First of all, if you happened to drive past my van the other day while it was parked on the shoulder of the expressway, yes, that was me, and yes, I was yelling at my teenage daughter.
This may sound like a moment of extreme parenting, but we can't always choose our teachable moments. They come when they come.
This moment began when Katie, sitting in the front passenger seat, decided to recline onto the lap of her sister Betsy, sitting in the seat directly behind. She did this with all the consideration and thoughtfulness you might normally observe when watching one of those animal kingdom documentaries on territorial predators — mean ones.
What happened next took less than 30 seconds, but if you have children who bicker with each other (which is to say, if you have children) you know witnessing this sort of exchange feels like undergoing a lengthy root canal.
I won't recount their dialogue because why should we all suffer? Suffice to say, it was unpleasant in the same way that it is unpleasant to open a car window and discover you have driven past an angry skunk. It stinks, and it's everywhere, but all you can do is wait for it to fade.
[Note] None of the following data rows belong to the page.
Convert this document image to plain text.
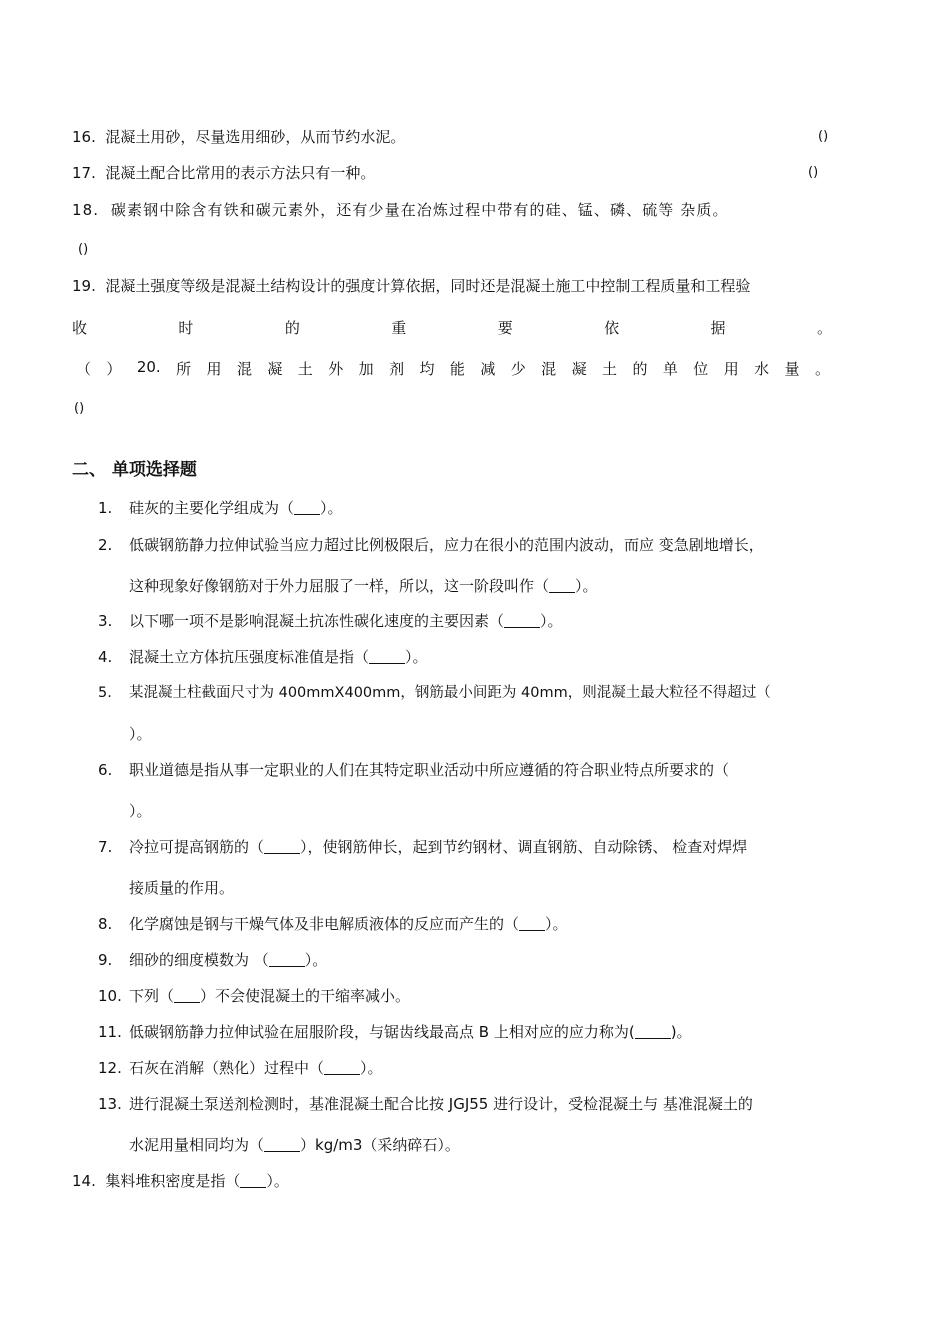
16. 混凝土用砂，尽量选用细砂，从而节约水泥。	()
17. 混凝土配合比常用的表示方法只有一种。	()
18. 碳素钢中除含有铁和碳元素外，还有少量在冶炼过程中带有的硅、锰、磷、硫等 杂质。
()
19. 混凝土强度等级是混凝土结构设计的强度计算依据，同时还是混凝土施工中控制工程质量和工程验
收	时	的	重	要	依	据	。
（ ） 20. 所 用 混 凝 土 外 加 剂 均 能 减 少 混 凝 土 的 单 位 用 水 量 。
()
二、 单项选择题
1. 硅灰的主要化学组成为（ ）。
2. 低碳钢筋静力拉伸试验当应力超过比例极限后，应力在很小的范围内波动，而应 变急剧地增长，
这种现象好像钢筋对于外力屈服了一样，所以，这一阶段叫作（ ）。
3. 以下哪一项不是影响混凝土抗冻性碳化速度的主要因素（ ）。
4. 混凝土立方体抗压强度标准值是指（ ）。
5. 某混凝土柱截面尺寸为 400mmX400mm，钢筋最小间距为 40mm，则混凝土最大粒径不得超过（
）。
6. 职业道德是指从事一定职业的人们在其特定职业活动中所应遵循的符合职业特点所要求的（
）。
7. 冷拉可提高钢筋的（ ），使钢筋伸长，起到节约钢材、调直钢筋、自动除锈、 检查对焊焊
接质量的作用。
8. 化学腐蚀是钢与干燥气体及非电解质液体的反应而产生的（ ）。
9. 细砂的细度模数为 （ ）。
10. 下列（ ）不会使混凝土的干缩率减小。
11. 低碳钢筋静力拉伸试验在屈服阶段，与锯齿线最高点 B 上相对应的应力称为( )。
12. 石灰在消解（熟化）过程中（ ）。
13. 进行混凝土泵送剂检测时，基准混凝土配合比按 JGJ55 进行设计，受检混凝土与 基准混凝土的
水泥用量相同均为（ ）kg/m3（采纳碎石）。
14. 集料堆积密度是指（ ）。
So far, this probably doesn't sound like the sort of parenting challenge that requires immediate action — a roadside conference, no less — complete with a grand gesture to put the car in park and a flourish as I hit the button to turn on the emergency flashers. This is because you don't know the context.
The context was this: The bickering between my daughters is making me certifiably insane. Also, I've decided it's indicative of a larger problem.
For reasons I can't explain, my children have concluded it isn't necessary to use their good manners when dealing with one another.
To be clear, their manners generally are exceptional. My husband and I get loads of compliments from people about how polite our children are, which is nice, I must admit. It's gratifying that all our hard work to get our children to "use the magic words," to speak courteously to adults and to make polite conversation on elevators has paid off.
But with each other? Not so much.
The familiarity of sibling life prompts instead such genteel requests as "Move over," and "Give me the butter" and, my personal favorite, "Get out of that chair. I'm sitting there."
That these uncouth utterances have become standard forms of communication in my house has become a mild parenting obsession for me. I'm becoming the manners police. Speak unkindly to your sister, and you're going down.
I've decided no longer to accept reasons such as hormone surges, lack of sleep or out-of-body experiences to excuse a tone of voice typically employed by practitioners of road rage or actors in mob movies.
That brings me back to the edge of the expressway.
It wasn't just Katie's apparent presumption that her comfort was paramount, it was the habit of communicating rudely and impatiently in her pursuit of her own happiness.
It was the subtle difference between a polite, "Hey, sis, would you mind if I lean my seat back?" and "Move. I need room."
Apparently, my near-constant harping on improving the quality and tone of communication among my offspring isn't breaking through. Go figure.
Short of installing a tone-o-meter to gauge the snarkiness level of familial discourse, I've simply said things like, "Your tone of voice toward your sister was rude. Please speak more politely."
I had been going on the assumption that modeling the behavior I wanted to see would do the trick. Fat chance. We're talking about children. Modeling only goes so far.
Now that I've explained the background, you surely can appreciate why that moment in the van was so critical and why it became necessary to use the power of the expressway shoulder to make my point.
There's nothing as shocking to a child, no matter her age, as the moment when she realizes Mom is pulling the van over to the side of the road to target the laser beam of her disciplinary might on your behavior. It's the parental equivalent of a stun gun.
So yes, that was me. Yes, I was yelling. If you slowed down to about 60 or 62 miles per hour, you might have heard words such as "if I ever" and "simply not acceptable." (I'm not going to lie. I was on a roll.) Let's just say I once more laid out my expectations for polite communication.
And no, the irony is not lost on me that I resorted to yelling at my daughter to get her to speak more politely to her sister. You couldn't exactly blame me, though, because it was clear that whatever I had said previously about being polite simply wasn't heard. Sometimes a little volume is what's wanted.
I'm not claiming to be some sort of parenting guru, but the other day, I think I actually heard one of my girls say to her sister, "Can I use this chair, or are you sitting here?"